Devlet ve milletin ayrı ayrı şeyler olduğuna akıl erdiremeyenler, eski ve kurûn ve …… medrese ulûmunda hakikat arayanlar, fenne efsane nazarıyla bakanlar ve bir de Türk milletinin ictimâ’î ve terbiyevî vahdetini çekemeyenlerdir. Evvelkiler cahil, fakat sonuncular âlimdirler. Ne yaptıklarını bilirler. Maksatları Türk milletini inkâr etmektir.
Bunun için evvela lisânı inkâr ederler ve Türk dilini: “Osmanlıca, Çağatayca, Azerbaycanca, Karabağca, Tatarca” gibi parçalara ayırırlar. Hâlbuki bunlar ayrı bir lisân değil, birer lehçedir. Be hepsi Türkçedir. Hele Rus âlimeleri rahatça yutmak için Tatarları lisânca Türklükten ayırmaya son derece çalışırlar.
Milletin lisânla kâ’im olduğunu bilen milliyetperver gençler Türk milletini dağıtmak ve birleştirmemek için yapılan bu yanlış ve fena muhalif taksimi kabul etmezler.
“Lisâniyyât” ilmince “Türkçe” bir lisândır.

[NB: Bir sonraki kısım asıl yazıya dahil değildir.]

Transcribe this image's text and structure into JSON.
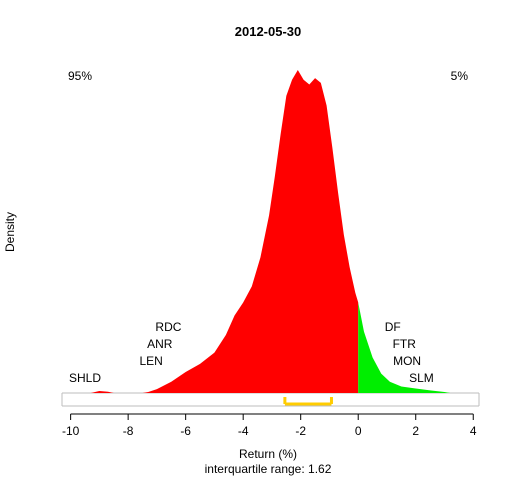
{
  "chart_data": {
    "type": "area",
    "title": "2012-05-30",
    "xlabel": "Return (%)",
    "ylabel": "Density",
    "subtitle": "interquartile range: 1.62",
    "xlim": [
      -10.3,
      4.2
    ],
    "ylim": [
      0,
      1
    ],
    "x_ticks": [
      -10,
      -8,
      -6,
      -4,
      -2,
      0,
      2,
      4
    ],
    "x_tick_labels": [
      "-10",
      "-8",
      "-6",
      "-4",
      "-2",
      "0",
      "2",
      "4"
    ],
    "grid": false,
    "left_percent_label": "95%",
    "right_percent_label": "5%",
    "split_at": 0,
    "colors": {
      "negative": "#ff0000",
      "positive": "#00ee00",
      "iqr": "#ffcc00",
      "baseline": "#bebebe"
    },
    "iqr_range": [
      -2.55,
      -0.93
    ],
    "density": {
      "x": [
        -9.3,
        -9.0,
        -8.7,
        -8.5,
        -8.0,
        -7.5,
        -7.3,
        -7.0,
        -6.5,
        -6.0,
        -5.5,
        -5.0,
        -4.6,
        -4.3,
        -4.0,
        -3.7,
        -3.4,
        -3.1,
        -2.9,
        -2.7,
        -2.5,
        -2.3,
        -2.1,
        -1.9,
        -1.7,
        -1.5,
        -1.3,
        -1.1,
        -0.9,
        -0.7,
        -0.5,
        -0.3,
        -0.1,
        0.0,
        0.2,
        0.5,
        0.8,
        1.1,
        1.5,
        2.0,
        2.5,
        3.0,
        3.2
      ],
      "y": [
        0.0,
        0.006,
        0.004,
        0.0,
        0.0,
        0.0,
        0.003,
        0.012,
        0.035,
        0.065,
        0.09,
        0.125,
        0.18,
        0.24,
        0.28,
        0.33,
        0.42,
        0.55,
        0.67,
        0.8,
        0.92,
        0.97,
        1.0,
        0.97,
        0.955,
        0.975,
        0.96,
        0.89,
        0.76,
        0.62,
        0.49,
        0.39,
        0.31,
        0.28,
        0.19,
        0.11,
        0.06,
        0.035,
        0.02,
        0.014,
        0.008,
        0.003,
        0.0
      ]
    },
    "tickers_left": [
      {
        "label": "RDC",
        "x": -6.6,
        "level": 4
      },
      {
        "label": "ANR",
        "x": -6.9,
        "level": 3
      },
      {
        "label": "LEN",
        "x": -7.2,
        "level": 2
      },
      {
        "label": "SHLD",
        "x": -9.5,
        "level": 1
      }
    ],
    "tickers_right": [
      {
        "label": "DF",
        "x": 1.2,
        "level": 4
      },
      {
        "label": "FTR",
        "x": 1.6,
        "level": 3
      },
      {
        "label": "MON",
        "x": 1.7,
        "level": 2
      },
      {
        "label": "SLM",
        "x": 2.2,
        "level": 1
      }
    ]
  }
}
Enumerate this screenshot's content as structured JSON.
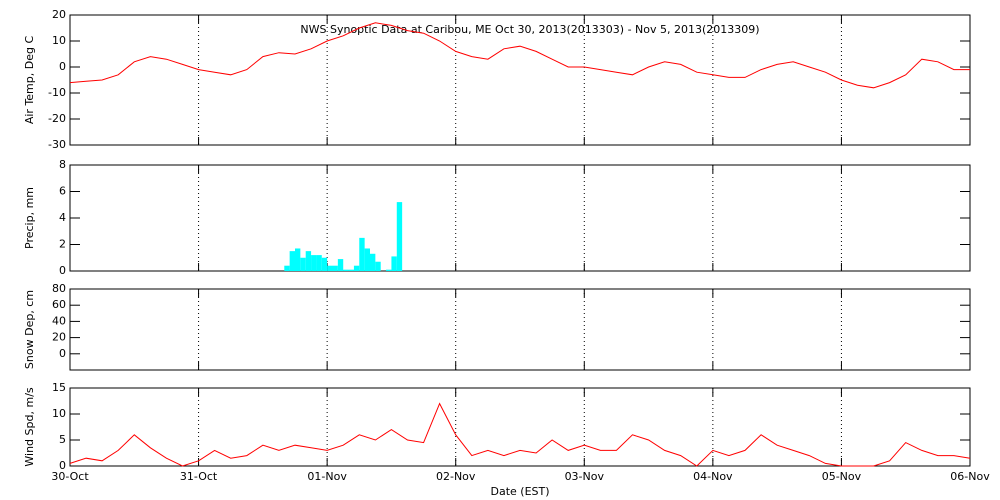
{
  "chart_data": [
    {
      "type": "line",
      "title": "NWS Synoptic Data at Caribou, ME   Oct 30, 2013(2013303) - Nov  5, 2013(2013309)",
      "ylabel": "Air Temp, Deg C",
      "xlim": [
        0,
        168
      ],
      "xticks": [
        0,
        24,
        48,
        72,
        96,
        120,
        144,
        168
      ],
      "xgrid": true,
      "ylim": [
        -30,
        20
      ],
      "yticks": [
        -30,
        -20,
        -10,
        0,
        10,
        20
      ],
      "x": [
        0,
        3,
        6,
        9,
        12,
        15,
        18,
        21,
        24,
        27,
        30,
        33,
        36,
        39,
        42,
        45,
        48,
        51,
        54,
        57,
        60,
        63,
        66,
        69,
        72,
        75,
        78,
        81,
        84,
        87,
        90,
        93,
        96,
        99,
        102,
        105,
        108,
        111,
        114,
        117,
        120,
        123,
        126,
        129,
        132,
        135,
        138,
        141,
        144,
        147,
        150,
        153,
        156,
        159,
        162,
        165,
        168
      ],
      "series": [
        {
          "name": "Air Temp",
          "color": "#ff0000",
          "values": [
            -6,
            -5.5,
            -5,
            -3,
            2,
            4,
            3,
            1,
            -1,
            -2,
            -3,
            -1,
            4,
            5.5,
            5,
            7,
            10,
            12,
            15,
            17,
            16,
            14,
            13,
            10,
            6,
            4,
            3,
            7,
            8,
            6,
            3,
            0,
            0,
            -1,
            -2,
            -3,
            0,
            2,
            1,
            -2,
            -3,
            -4,
            -4,
            -1,
            1,
            2,
            0,
            -2,
            -5,
            -7,
            -8,
            -6,
            -3,
            3,
            2,
            -1,
            -1
          ]
        }
      ]
    },
    {
      "type": "bar",
      "ylabel": "Precip, mm",
      "xlim": [
        0,
        168
      ],
      "xticks": [
        0,
        24,
        48,
        72,
        96,
        120,
        144,
        168
      ],
      "xgrid": true,
      "ylim": [
        0,
        8
      ],
      "yticks": [
        0,
        2,
        4,
        6,
        8
      ],
      "x": [
        40,
        41,
        42,
        43,
        44,
        45,
        46,
        47,
        48,
        49,
        50,
        51,
        52,
        53,
        54,
        55,
        56,
        57,
        58,
        59,
        60,
        61
      ],
      "series": [
        {
          "name": "Precip",
          "color": "#00ffff",
          "values": [
            0.4,
            1.5,
            1.7,
            1.0,
            1.5,
            1.2,
            1.2,
            1.0,
            0.4,
            0.4,
            0.9,
            0.1,
            0.1,
            0.4,
            2.5,
            1.7,
            1.3,
            0.7,
            0,
            0.1,
            1.1,
            5.2
          ]
        }
      ]
    },
    {
      "type": "line",
      "ylabel": "Snow Dep, cm",
      "xlim": [
        0,
        168
      ],
      "xticks": [
        0,
        24,
        48,
        72,
        96,
        120,
        144,
        168
      ],
      "xgrid": true,
      "ylim": [
        -20,
        80
      ],
      "yticks": [
        0,
        20,
        40,
        60,
        80
      ],
      "x": [],
      "series": []
    },
    {
      "type": "line",
      "ylabel": "Wind Spd, m/s",
      "xlabel": "Date (EST)",
      "xlim": [
        0,
        168
      ],
      "xticks": [
        {
          "value": 0,
          "label": "30-Oct"
        },
        {
          "value": 24,
          "label": "31-Oct"
        },
        {
          "value": 48,
          "label": "01-Nov"
        },
        {
          "value": 72,
          "label": "02-Nov"
        },
        {
          "value": 96,
          "label": "03-Nov"
        },
        {
          "value": 120,
          "label": "04-Nov"
        },
        {
          "value": 144,
          "label": "05-Nov"
        },
        {
          "value": 168,
          "label": "06-Nov"
        }
      ],
      "xgrid": true,
      "ylim": [
        0,
        15
      ],
      "yticks": [
        0,
        5,
        10,
        15
      ],
      "x": [
        0,
        3,
        6,
        9,
        12,
        15,
        18,
        21,
        24,
        27,
        30,
        33,
        36,
        39,
        42,
        45,
        48,
        51,
        54,
        57,
        60,
        63,
        66,
        69,
        72,
        75,
        78,
        81,
        84,
        87,
        90,
        93,
        96,
        99,
        102,
        105,
        108,
        111,
        114,
        117,
        120,
        123,
        126,
        129,
        132,
        135,
        138,
        141,
        144,
        147,
        150,
        153,
        156,
        159,
        162,
        165,
        168
      ],
      "series": [
        {
          "name": "Wind Spd",
          "color": "#ff0000",
          "values": [
            0.5,
            1.5,
            1,
            3,
            6,
            3.5,
            1.5,
            0,
            1,
            3,
            1.5,
            2,
            4,
            3,
            4,
            3.5,
            3,
            4,
            6,
            5,
            7,
            5,
            4.5,
            12,
            6,
            2,
            3,
            2,
            3,
            2.5,
            5,
            3,
            4,
            3,
            3,
            6,
            5,
            3,
            2,
            0,
            3,
            2,
            3,
            6,
            4,
            3,
            2,
            0.5,
            0,
            0,
            0,
            1,
            4.5,
            3,
            2,
            2,
            1.5
          ]
        }
      ]
    }
  ]
}
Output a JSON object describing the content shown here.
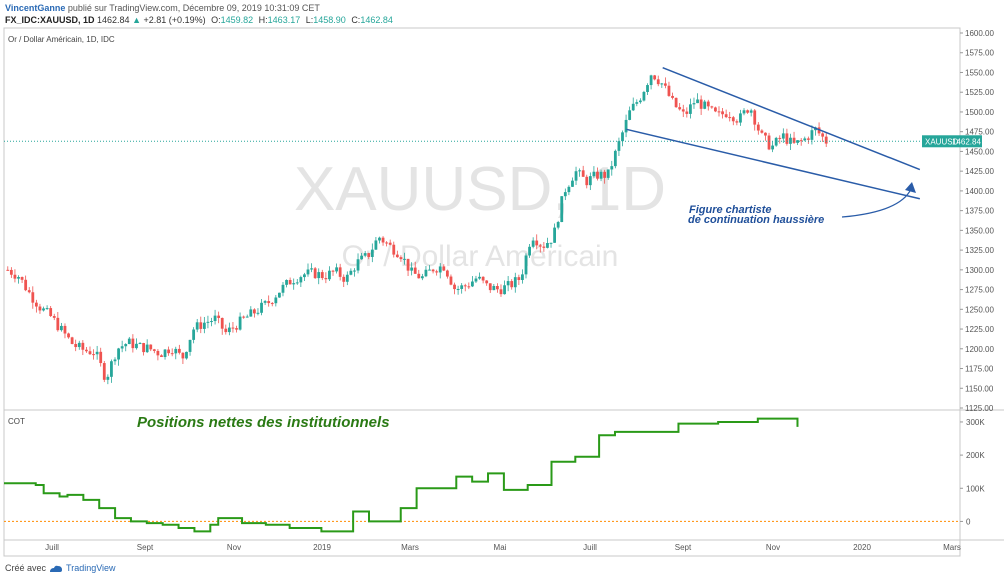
{
  "header": {
    "author": "VincentGanne",
    "published": "publié sur TradingView.com, Décembre 09, 2019 10:31:09 CET",
    "symbol": "FX_IDC:XAUUSD, 1D",
    "last": "1462.84",
    "change_arrow": "▲",
    "change": "+2.81 (+0.19%)",
    "o_label": "O:",
    "o": "1459.82",
    "h_label": "H:",
    "h": "1463.17",
    "l_label": "L:",
    "l": "1458.90",
    "c_label": "C:",
    "c": "1462.84"
  },
  "chart_data": [
    {
      "type": "candlestick",
      "title": "Or / Dollar Américain, 1D, IDC",
      "watermark_symbol": "XAUUSD, 1D",
      "watermark_name": "Or / Dollar Américain",
      "y_ticks": [
        1125,
        1150,
        1175,
        1200,
        1225,
        1250,
        1275,
        1300,
        1325,
        1350,
        1375,
        1400,
        1425,
        1450,
        1475,
        1500,
        1525,
        1550,
        1575,
        1600
      ],
      "y_tick_labels": [
        "1125.00",
        "1150.00",
        "1175.00",
        "1200.00",
        "1225.00",
        "1250.00",
        "1275.00",
        "1300.00",
        "1325.00",
        "1350.00",
        "1375.00",
        "1400.00",
        "1425.00",
        "1450.00",
        "1475.00",
        "1500.00",
        "1525.00",
        "1550.00",
        "1575.00",
        "1600.00"
      ],
      "ylim": [
        1125,
        1600
      ],
      "x_labels": [
        "Juill",
        "Sept",
        "Nov",
        "2019",
        "Mars",
        "Mai",
        "Juill",
        "Sept",
        "Nov",
        "2020",
        "Mars"
      ],
      "price_label_symbol": "XAUUSD",
      "price_label_value": "1462.84",
      "last_price": 1462.84,
      "colors": {
        "up": "#26a69a",
        "down": "#ef5350",
        "channel": "#2a5ca8",
        "price_line": "#26a69a"
      },
      "trend_close": [
        1300,
        1292,
        1270,
        1252,
        1240,
        1222,
        1205,
        1198,
        1196,
        1162,
        1200,
        1208,
        1203,
        1200,
        1194,
        1202,
        1188,
        1225,
        1233,
        1238,
        1220,
        1231,
        1241,
        1250,
        1260,
        1275,
        1287,
        1294,
        1296,
        1292,
        1298,
        1288,
        1309,
        1318,
        1342,
        1330,
        1320,
        1296,
        1290,
        1302,
        1305,
        1275,
        1280,
        1290,
        1278,
        1275,
        1280,
        1290,
        1345,
        1330,
        1342,
        1400,
        1425,
        1412,
        1420,
        1420,
        1460,
        1500,
        1520,
        1550,
        1535,
        1510,
        1495,
        1515,
        1505,
        1495,
        1500,
        1490,
        1508,
        1470,
        1455,
        1470,
        1458,
        1465,
        1478,
        1462.84
      ],
      "channel_upper": {
        "start": [
          0.689,
          1556
        ],
        "end": [
          0.958,
          1427
        ]
      },
      "channel_lower": {
        "start": [
          0.651,
          1478
        ],
        "end": [
          0.958,
          1390
        ]
      },
      "annotation_text": [
        "Figure chartiste",
        "de continuation haussière"
      ],
      "annotation_arrow": "curved-arrow-up-right"
    },
    {
      "type": "line",
      "title": "COT",
      "headline": "Positions nettes des institutionnels",
      "y_ticks": [
        0,
        100000,
        200000,
        300000
      ],
      "y_tick_labels": [
        "0",
        "100K",
        "200K",
        "300K"
      ],
      "ylim": [
        -50000,
        330000
      ],
      "zero_line_color": "#ff8c00",
      "line_color": "#2a9a18",
      "x": [
        0,
        0.04,
        0.05,
        0.07,
        0.08,
        0.1,
        0.12,
        0.14,
        0.16,
        0.18,
        0.2,
        0.22,
        0.24,
        0.26,
        0.27,
        0.3,
        0.33,
        0.36,
        0.4,
        0.44,
        0.46,
        0.5,
        0.52,
        0.55,
        0.57,
        0.59,
        0.61,
        0.63,
        0.66,
        0.69,
        0.72,
        0.75,
        0.77,
        0.8,
        0.85,
        0.9,
        0.95,
        1.0
      ],
      "values": [
        115000,
        110000,
        85000,
        75000,
        80000,
        65000,
        40000,
        10000,
        0,
        -5000,
        -10000,
        -20000,
        -30000,
        -10000,
        10000,
        -5000,
        -10000,
        -20000,
        -30000,
        30000,
        0,
        40000,
        100000,
        100000,
        135000,
        120000,
        145000,
        95000,
        110000,
        180000,
        195000,
        260000,
        270000,
        270000,
        295000,
        300000,
        310000,
        285000
      ],
      "x_start": 0.0,
      "x_end": 0.83
    }
  ],
  "footer": {
    "created_with": "Créé avec",
    "brand": "TradingView"
  }
}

Yalnız muhtelif lehçeleri vardır. Ve İstanbul Türkçesi bütün Türklerin edebî lisânıdır.
Konuşulan saf, sade, güzel ve kuvvetli İstanbul Türkçesiyle doğacak olan millî bir Türk Edebiyatı, millî bir hars millî kültür dağınık ve perişan kalan büyük bir milletin ictimâ’î birliğini te’min edecek, seksen milyon kardeşimizi mu’âsırlaştıracaktır. Fakat bu kadar mukaddes ve büyük gayeye ancak canlı ve tabî’î bir lisânla gidilebilir. O da, dâ’imâ
tekrar ediyoruz, o kadar sevdiğimiz, konuşurken mahzûz olduğumuz lâtif ve ahenkli İstanbul Türkçesidir.